Juan Pablo Gallegos Work Lina

Lina

Rebuilding a brittle no-code agent into a system I could actually steer.

AI / Backend Engineer · Freelance 2025 Python LangChain RAG WhatsApp
Role
AI / Backend Engineer
Duration
3 months
Stack
Python · LangChain · pgvector
Context
WhatsApp commerce agent
Proof summary

What changed before the long read

The case is not “AI agent built.” It is a live agent moved from demo fragility into an owned, inspectable production system.

Migration
No downtime while roughly fifteen merchants kept using Lina daily.
Control
A no-code wrapper became an owned Python and LangChain stack.
Operability
Bad answers became traceable through persisted state and stage-level logs.
01

Context

Lina is a WhatsApp agent that recommends local businesses inside a normal chat — find a florist, a hardware store, a place that fixes phones — and routes shoppers to merchants who pay to be listed.

By the time I joined it was already in daily use by around fifteen merchants. It was real, it had users, and it was held together with tape.

02

Problem

Lina had been built as a no-code wrapper: a chain of third-party blocks wired together in a visual flow. It worked for the demo and kept working until it didn't.

There was no way to debug a bad answer, no test surface, and no real visibility into why the agent did what it did. Adding a merchant or tuning a recommendation meant clicking through a flowchart and hoping nothing downstream broke.

03

Constraints

Live merchants depended on Lina every day, so the migration could not go dark — the new system had to take over without a visible gap.

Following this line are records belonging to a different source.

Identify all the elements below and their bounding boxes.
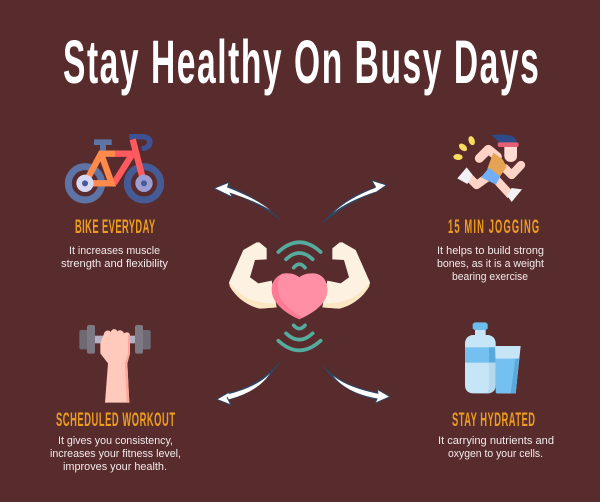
- text: hydrated description: [438, 435, 554, 460]
- icon: water bottle and glass: [465, 322, 521, 393]
- arrow: to hydrated: [323, 367, 390, 403]
- text: hydrated description: oxygen to your cells.: [448, 448, 543, 460]
- icon: hand with dumbbell: [79, 325, 151, 403]
- text: jogging description: It helps to build strong: [437, 245, 544, 257]
- panel: stay hydrated: [438, 322, 554, 460]
- heading: scheduled workout: SCHEDULED WORKOUT: [56, 409, 175, 431]
- heading: 15 min jogging: 15 MIN JOGGING: [448, 216, 539, 238]
- arrow: to jogging: [323, 180, 387, 223]
- text: workout description: improves your health.: [63, 461, 167, 473]
- text: jogging description: bearing exercise: [452, 271, 528, 283]
- panel: 15 min jogging: [437, 135, 544, 283]
- arrow: to bike: [214, 182, 280, 219]
- heading: bike everyday: BIKE EVERYDAY: [75, 216, 155, 238]
- text: bike description: strength and flexibility: [61, 258, 169, 270]
- text: hydrated description: It carrying nutrients and: [438, 435, 554, 447]
- icon: flexing arms with heart: [229, 242, 370, 350]
- text: bike description: It increases muscle: [69, 245, 160, 257]
- arrow: to workout: [217, 363, 279, 405]
- icon: runner: [453, 135, 522, 202]
- panel: scheduled workout: [50, 325, 181, 473]
- text: jogging description: bones, as it is a weight: [437, 258, 544, 270]
- text: jogging description: [437, 245, 544, 283]
- text: bike description: [61, 245, 169, 270]
- heading: stay hydrated: STAY HYDRATED: [452, 409, 535, 431]
- icon: bicycle: [68, 134, 161, 200]
- panel: bike everyday: [61, 134, 169, 270]
- text: workout description: increases your fitness level,: [50, 448, 181, 460]
- text: workout description: It gives you consistency,: [58, 435, 173, 447]
- text: workout description: [50, 435, 181, 473]
- title: Stay Healthy On Busy Days: [63, 28, 539, 97]
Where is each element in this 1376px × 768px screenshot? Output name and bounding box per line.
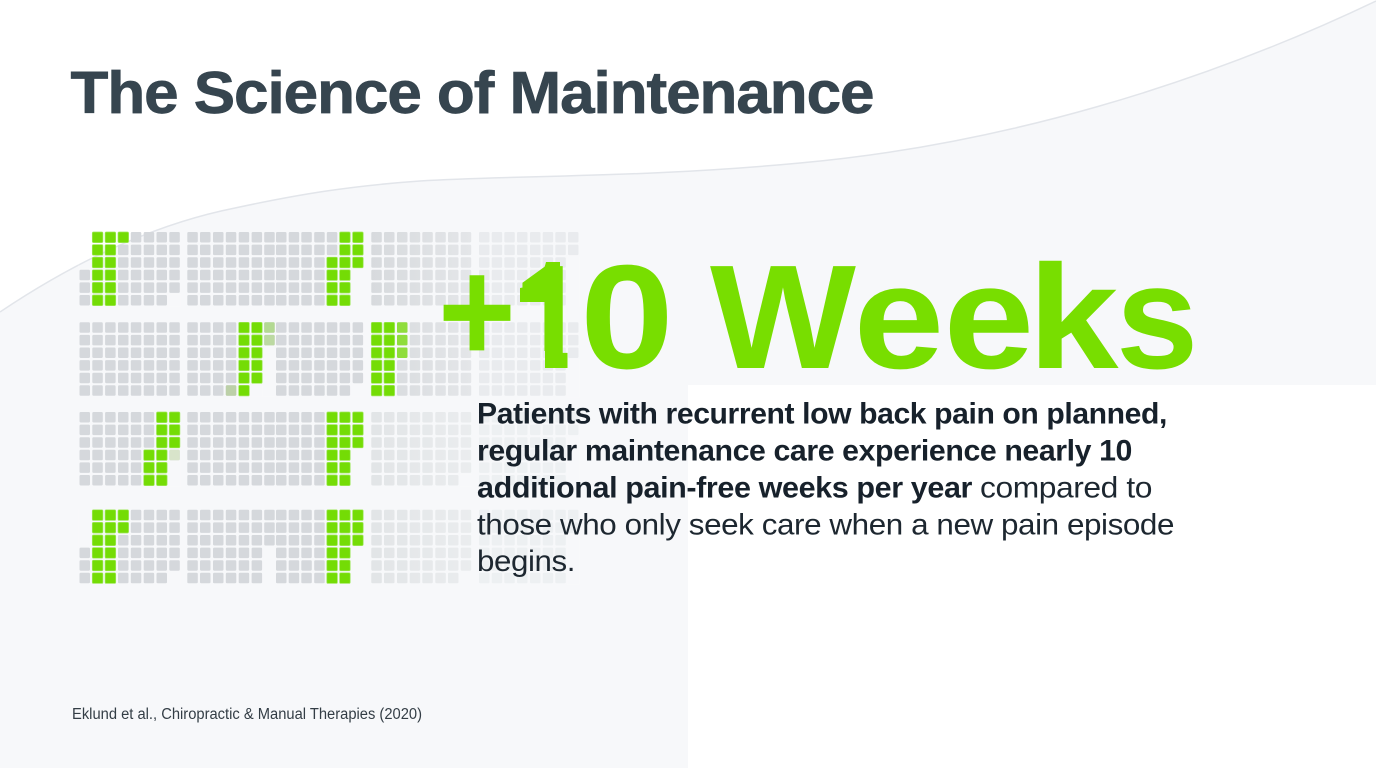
green weeks: row 3 left [144,412,180,486]
green weeks: row 1 left [92,232,129,306]
green weeks: row 3 right [327,412,363,486]
headline stat: +10 Weeks: W [710,235,856,400]
green weeks: row 2 right [371,322,408,396]
description text block: begins. [477,545,575,578]
headline stat: +10 Weeks [444,260,1192,370]
headline stat: +10 Weeks: 0 [580,234,674,400]
description text block: Patients with recurrent low back pain on planned, [477,398,1167,430]
green weeks: row 4 right [327,510,363,583]
headline stat: +10 Weeks: s [1116,235,1198,400]
green weeks: row 4 left [92,510,129,583]
description text block [477,398,1174,578]
title: The Science of Maintenance [70,60,874,126]
source citation: Eklund et al., Chiropractic & Manual Therapies (2020) [72,706,422,723]
headline stat: +10 Weeks: +1 [438,229,587,400]
description text block: those who only seek care when a new pain episode [477,508,1174,542]
description text block: compared to [980,472,1152,504]
description text block: regular maintenance care experience nearly 10 [477,434,1132,468]
calendar waffle chart: weeks of the year [80,232,578,584]
green weeks: row 1 right [327,232,363,306]
green weeks: row 2 middle [226,322,275,396]
headline stat: +10 Weeks: eek [854,234,1119,399]
description text block: additional pain-free weeks per year [477,472,973,504]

The WhatsApp Business API sets its own rules: session windows, template messages, and rate limits that the design had to respect.

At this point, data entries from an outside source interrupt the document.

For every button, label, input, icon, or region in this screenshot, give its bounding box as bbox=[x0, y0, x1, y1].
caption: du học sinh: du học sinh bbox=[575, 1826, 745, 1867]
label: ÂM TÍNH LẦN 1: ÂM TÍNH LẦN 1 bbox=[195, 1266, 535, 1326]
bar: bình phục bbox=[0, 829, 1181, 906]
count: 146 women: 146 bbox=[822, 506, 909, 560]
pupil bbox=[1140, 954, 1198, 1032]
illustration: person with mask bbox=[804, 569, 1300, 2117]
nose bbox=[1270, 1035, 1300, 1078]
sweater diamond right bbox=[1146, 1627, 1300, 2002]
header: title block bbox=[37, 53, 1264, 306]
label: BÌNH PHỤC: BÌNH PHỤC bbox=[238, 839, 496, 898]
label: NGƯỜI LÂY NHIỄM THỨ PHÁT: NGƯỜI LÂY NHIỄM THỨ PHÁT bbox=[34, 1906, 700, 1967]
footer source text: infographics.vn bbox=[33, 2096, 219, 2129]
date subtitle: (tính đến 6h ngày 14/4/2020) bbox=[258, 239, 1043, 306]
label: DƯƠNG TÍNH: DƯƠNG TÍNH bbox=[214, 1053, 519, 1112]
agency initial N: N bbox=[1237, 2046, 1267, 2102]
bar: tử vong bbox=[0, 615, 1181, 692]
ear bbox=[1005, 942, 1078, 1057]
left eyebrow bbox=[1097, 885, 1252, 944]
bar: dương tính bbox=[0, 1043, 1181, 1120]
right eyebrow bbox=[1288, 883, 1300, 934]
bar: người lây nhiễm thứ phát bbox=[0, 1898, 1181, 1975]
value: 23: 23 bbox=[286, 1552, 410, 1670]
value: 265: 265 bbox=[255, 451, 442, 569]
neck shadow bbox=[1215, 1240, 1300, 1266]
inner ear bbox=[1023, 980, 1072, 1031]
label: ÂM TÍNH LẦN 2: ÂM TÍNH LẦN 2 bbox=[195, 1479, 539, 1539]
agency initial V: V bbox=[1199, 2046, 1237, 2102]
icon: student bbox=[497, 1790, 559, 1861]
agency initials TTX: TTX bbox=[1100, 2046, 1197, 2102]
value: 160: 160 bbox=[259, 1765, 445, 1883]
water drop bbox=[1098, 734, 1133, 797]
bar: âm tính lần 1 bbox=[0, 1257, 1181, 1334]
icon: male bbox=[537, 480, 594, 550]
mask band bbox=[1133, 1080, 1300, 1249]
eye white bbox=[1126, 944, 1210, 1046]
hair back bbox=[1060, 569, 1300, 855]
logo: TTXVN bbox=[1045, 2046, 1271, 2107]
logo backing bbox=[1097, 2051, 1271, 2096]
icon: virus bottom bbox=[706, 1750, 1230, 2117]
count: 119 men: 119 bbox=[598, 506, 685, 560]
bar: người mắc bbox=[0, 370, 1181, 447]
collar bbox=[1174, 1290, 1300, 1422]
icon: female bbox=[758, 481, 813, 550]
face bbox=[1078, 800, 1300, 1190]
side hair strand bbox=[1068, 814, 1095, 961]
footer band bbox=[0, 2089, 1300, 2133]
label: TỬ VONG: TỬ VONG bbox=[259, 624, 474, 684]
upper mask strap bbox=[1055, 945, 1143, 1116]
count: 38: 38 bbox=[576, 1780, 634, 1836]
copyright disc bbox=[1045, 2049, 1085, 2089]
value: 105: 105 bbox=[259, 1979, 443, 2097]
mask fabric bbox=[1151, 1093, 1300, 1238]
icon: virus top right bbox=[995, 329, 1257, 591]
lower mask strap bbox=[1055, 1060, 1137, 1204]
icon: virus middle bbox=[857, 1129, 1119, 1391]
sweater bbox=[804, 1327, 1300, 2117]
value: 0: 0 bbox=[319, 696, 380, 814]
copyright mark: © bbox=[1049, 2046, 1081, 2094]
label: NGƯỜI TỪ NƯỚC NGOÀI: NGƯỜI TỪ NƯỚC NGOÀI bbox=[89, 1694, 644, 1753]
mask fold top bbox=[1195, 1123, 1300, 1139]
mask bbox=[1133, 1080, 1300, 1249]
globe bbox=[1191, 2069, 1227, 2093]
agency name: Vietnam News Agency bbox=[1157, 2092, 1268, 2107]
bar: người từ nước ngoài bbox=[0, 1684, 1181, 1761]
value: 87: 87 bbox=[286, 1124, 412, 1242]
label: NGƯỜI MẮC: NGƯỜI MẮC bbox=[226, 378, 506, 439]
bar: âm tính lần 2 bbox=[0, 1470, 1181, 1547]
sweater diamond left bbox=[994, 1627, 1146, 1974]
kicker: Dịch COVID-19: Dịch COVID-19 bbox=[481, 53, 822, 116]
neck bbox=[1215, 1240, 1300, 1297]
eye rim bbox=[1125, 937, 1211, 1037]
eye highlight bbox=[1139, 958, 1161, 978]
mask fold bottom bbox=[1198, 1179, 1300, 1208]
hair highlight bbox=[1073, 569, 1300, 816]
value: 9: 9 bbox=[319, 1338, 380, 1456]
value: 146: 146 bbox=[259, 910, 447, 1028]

This was a solo freelance engagement measured in weeks, not quarters. The rebuild had to reach feature parity fast and stay maintainable by one person.

04

Role

I was the sole engineer. I re-architected Lina from scratch on a Python and LangChain stack, designed the retrieval layer, and owned the WhatsApp integration, deployment, and observability end to end.

05

System shape

Lina is a pipeline, and every stage is something I can inspect on its own:

Inbound webhook
Normalize
Intent + RAG
Compose
WhatsApp send

An inbound message is normalized, classified for intent, and answered with retrieval-augmented generation over the merchant catalogue stored in pgvector. A response composer shapes the reply, and a send adapter wraps the WhatsApp API so the agent core never imports it directly.

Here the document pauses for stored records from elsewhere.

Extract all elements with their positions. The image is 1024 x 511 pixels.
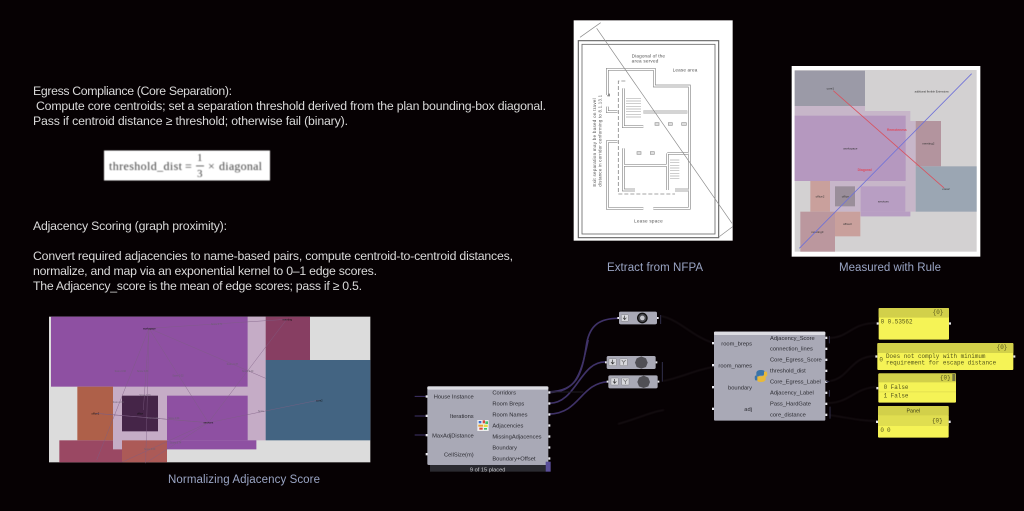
output labels: Adjacency_Label: [770, 391, 814, 397]
panel: core distance value: 0: [880, 427, 884, 434]
output labels: Room Names: [492, 413, 528, 419]
plan labels: distance in corridor conforming to 8.1.13.1: [597, 94, 602, 187]
panel: pass hard gate values: 1: [884, 393, 888, 400]
input labels: room_names: [718, 363, 752, 369]
room labels: office2: [816, 195, 825, 199]
output labels: Room Breps: [492, 402, 524, 408]
text block: adjacency scoring: Convert required adjacencies to name-based pairs, compute centroid-to-centroid distances,: [33, 249, 513, 263]
edge score labels: Score 0.61: [113, 401, 125, 404]
panel: egress message: requirement for escape distance: [886, 360, 997, 367]
plan labels: [592, 53, 698, 224]
room labels: meeting: [283, 317, 293, 321]
output labels: Core_Egress_Score: [770, 358, 822, 364]
panel: pass hard gate values: 0: [884, 384, 888, 391]
room labels: core2: [316, 398, 323, 402]
panel: egress message: {0}: [997, 344, 1007, 351]
output labels: Core_Egress_Label: [770, 380, 821, 386]
input labels: Iterations: [450, 414, 474, 420]
component: names param bottom: [607, 362, 662, 388]
panel: core distance value: Panel: [907, 409, 920, 415]
room labels: workspace: [143, 326, 156, 330]
adjacency edges: [95, 319, 319, 463]
caption: Normalizing Adjacency Score: Normalizing Adjacency Score: [168, 474, 320, 486]
panel: measured plan: [792, 66, 980, 257]
output labels: core_distance: [770, 413, 806, 419]
wires: faint dark connections: [618, 316, 878, 424]
plan labels: Exit separation may be based on travel: [592, 98, 597, 187]
diagonal line: [580, 23, 733, 237]
input labels: room_breps: [721, 341, 752, 347]
edge score labels: Score 0.52: [172, 374, 184, 377]
panel: pass hard gate values: [876, 373, 956, 403]
room labels: services: [878, 200, 889, 204]
rooms: [51, 317, 370, 462]
text block: adjacency scoring: [33, 219, 513, 293]
edge score labels: Score 0.91: [168, 417, 180, 420]
plan labels: Lease space: [634, 219, 663, 224]
component: names param top: [605, 356, 657, 369]
panel: adjacency score plan: [49, 317, 370, 463]
ports: [426, 391, 550, 460]
core floor plan: [607, 69, 689, 208]
edge score labels: Score 0.69: [144, 448, 156, 451]
formula: threshold distance: 3: [197, 168, 203, 180]
input labels: House Instance: [434, 395, 474, 401]
output labels: Boundary: [492, 445, 517, 451]
panel: NFPA plan extract: [574, 20, 733, 241]
output labels: connection_lines: [770, 347, 813, 353]
measure lines: [833, 91, 944, 188]
panel: adjacency score value: 0: [881, 319, 885, 326]
columns: [637, 123, 686, 154]
travel path: [618, 81, 675, 194]
circulation area: [113, 317, 266, 449]
formula: threshold distance: diagonal: [219, 159, 263, 173]
room labels: office: [842, 195, 849, 199]
ports: [712, 337, 827, 416]
circulation area: [795, 106, 916, 216]
output labels: Boundary+Offset: [492, 456, 536, 462]
edge score labels: Score 0.83: [137, 370, 149, 373]
room labels: core1: [827, 87, 834, 91]
panel: pass hard gate values: {0}: [940, 374, 951, 381]
output labels: MissingAdjacences: [492, 435, 542, 441]
stairs: [626, 98, 679, 179]
component: brep param: [617, 312, 661, 324]
output labels: [492, 391, 542, 462]
formula: threshold distance: 1: [197, 152, 202, 164]
edge score labels: Score: [258, 410, 265, 413]
text block: adjacency scoring: normalize, and map via an exponential kernel to 0–1 edge scores.: [33, 264, 377, 278]
room labels: additional flexible Extensions: [915, 90, 949, 94]
room labels: office: [137, 412, 144, 416]
text block: egress compliance: Egress Compliance (Core Separation):: [33, 84, 232, 98]
input labels: MaxAdjDistance: [432, 433, 474, 439]
room labels: meeting3: [811, 230, 824, 234]
panel: measured plan: Diagonal: [858, 168, 872, 172]
text block: egress compliance: Pass if centroid distance ≥ threshold; otherwise fail (binary).: [33, 114, 348, 128]
panel: adjacency score value: {0}: [933, 309, 943, 316]
formula: threshold distance: [104, 150, 270, 180]
formula: threshold distance: =: [185, 159, 192, 173]
component: house layout solver: [426, 386, 551, 473]
component: house layout solver: 9 of 15 placed: [470, 467, 505, 473]
formula: threshold distance: ×: [208, 159, 215, 173]
building outline: [578, 41, 719, 238]
input labels: [432, 395, 474, 458]
icon: python logo: [755, 370, 767, 382]
panel: adjacency score value: 0.53562: [888, 319, 913, 326]
output labels: Corridors: [492, 391, 516, 397]
panel: core distance value: [876, 406, 951, 438]
room labels: workspace: [843, 147, 858, 151]
input labels: boundary: [728, 385, 752, 391]
edge score labels: Score 0.71: [211, 323, 223, 326]
edge score labels: Score 0.66: [115, 370, 127, 373]
edge score labels: Score 0.74: [170, 441, 182, 444]
icon: layout grid: [477, 420, 489, 431]
edge score labels: Score 0.79: [139, 394, 151, 397]
edge score labels: [113, 323, 265, 451]
input labels: [718, 341, 752, 413]
panel: adjacency score value: [877, 308, 951, 340]
output labels: Adjacency_Score: [770, 336, 815, 342]
panel: core distance value: 0: [887, 427, 891, 434]
edge score labels: Score 0.40: [242, 370, 254, 373]
panel: egress message: 0: [879, 356, 883, 363]
panel: egress message: Does not comply with minimum: [886, 353, 986, 360]
panel: pass hard gate values: False: [891, 393, 909, 400]
input labels: CellSize(m): [444, 452, 474, 458]
status bar: [430, 465, 546, 472]
room labels: [811, 87, 950, 234]
panel: egress message: [875, 343, 1015, 370]
output labels: Adjacencies: [492, 424, 523, 430]
room labels: meeting2: [922, 142, 935, 146]
edge score labels: Score 0.88: [147, 417, 159, 420]
edge score labels: Score 0.37: [227, 363, 239, 366]
room labels: [91, 317, 323, 425]
text block: egress compliance: Compute core centroids; set a separation threshold derived from the plan bounding-box diagonal.: [36, 99, 546, 113]
output labels: threshold_dist: [770, 369, 806, 375]
component: python script: [712, 332, 830, 421]
caption: Measured with Rule: Measured with Rule: [839, 262, 941, 274]
room labels: core2: [942, 187, 950, 191]
panel: measured plan: Remoteness: [887, 128, 907, 132]
output labels: [770, 336, 822, 419]
text block: egress compliance: [33, 84, 546, 128]
plan labels: Lease area: [673, 67, 698, 72]
caption: Extract from NFPA: Extract from NFPA: [607, 262, 703, 274]
panel: pass hard gate values: False: [891, 384, 909, 391]
plan labels: Diagonal of the: [632, 53, 665, 58]
room labels: office2: [91, 411, 100, 415]
wires: grasshopper purple connections: [415, 318, 618, 435]
rooms: [795, 71, 977, 252]
plan labels: area served: [632, 59, 659, 64]
input labels: adj: [744, 407, 752, 413]
panel: core distance value: {0}: [932, 417, 943, 424]
room labels: services: [203, 421, 214, 425]
formula: threshold distance: threshold_dist: [109, 159, 183, 173]
text block: adjacency scoring: Adjacency Scoring (graph proximity):: [33, 219, 227, 233]
text block: adjacency scoring: The Adjacency_score is the mean of edge scores; pass if ≥ 0.5.: [33, 279, 362, 293]
room labels: office3: [843, 222, 852, 226]
output labels: Pass_HardGate: [770, 402, 811, 408]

Conversation state is persisted per phone number, and every stage logs its input and output — so a bad answer is a thing I can trace, not a mystery.

Trace surface
Observable pipeline
Inbound
Normalize before reasoning. WhatsApp payloads become a predictable message shape before the agent core sees them.
Retrieval
Separate data failures from model failures. Intent, merchant lookup, and answer composition can be inspected independently.
Boundary
Keep provider quirks outside the core. The WhatsApp adapter owns session windows, templates, and send semantics.
06

Key decisions

Decision 01
Owned code over no-code

Once real users arrive, predictability and debuggability beat speed-to-first-demo. A no-code flow is a great way to find the product and a poor way to keep it running.

Decision 02
RAG over fine-tuning

The merchant catalogue changes every week. Retrieval keeps answers current as data changes, with no retraining and no model drift to manage.

Decision 03
Provider behind an adapter

WhatsApp send and receive are wrapped behind an adapter, so the agent core is fully testable without touching the live API and provider quirks stay in one file.

07

Trade-offs

Gained

  • Every answer is traceable end to end
  • Adding a merchant is a data change, not a flowchart edit
  • A deterministic test harness around the agent core
  • Provider quirks isolated in one adapter

Cost

  • More infrastructure to run than a hosted no-code flow
  • A solo-maintained stack with a single owner
  • Cold-start engineering time before reaching parity
08

Outcome

Lina migrated off the no-code wrapper with no downtime and stayed in daily use by its roughly fifteen merchants throughout. Answers became debuggable and improvable, and the system finally had a foundation that could grow past the demo it started as.

09

Lessons

1
No-code is an excellent way to discover a product and a dangerous way to operate one once people depend on it.
2
Retrieval quality is a data problem long before it is a model problem — most of the wins came from the catalogue, not the LLM.
3
In a solo engagement, observability is the feature that lets you sleep. You cannot staff your way out of a bad night, so the system has to explain itself.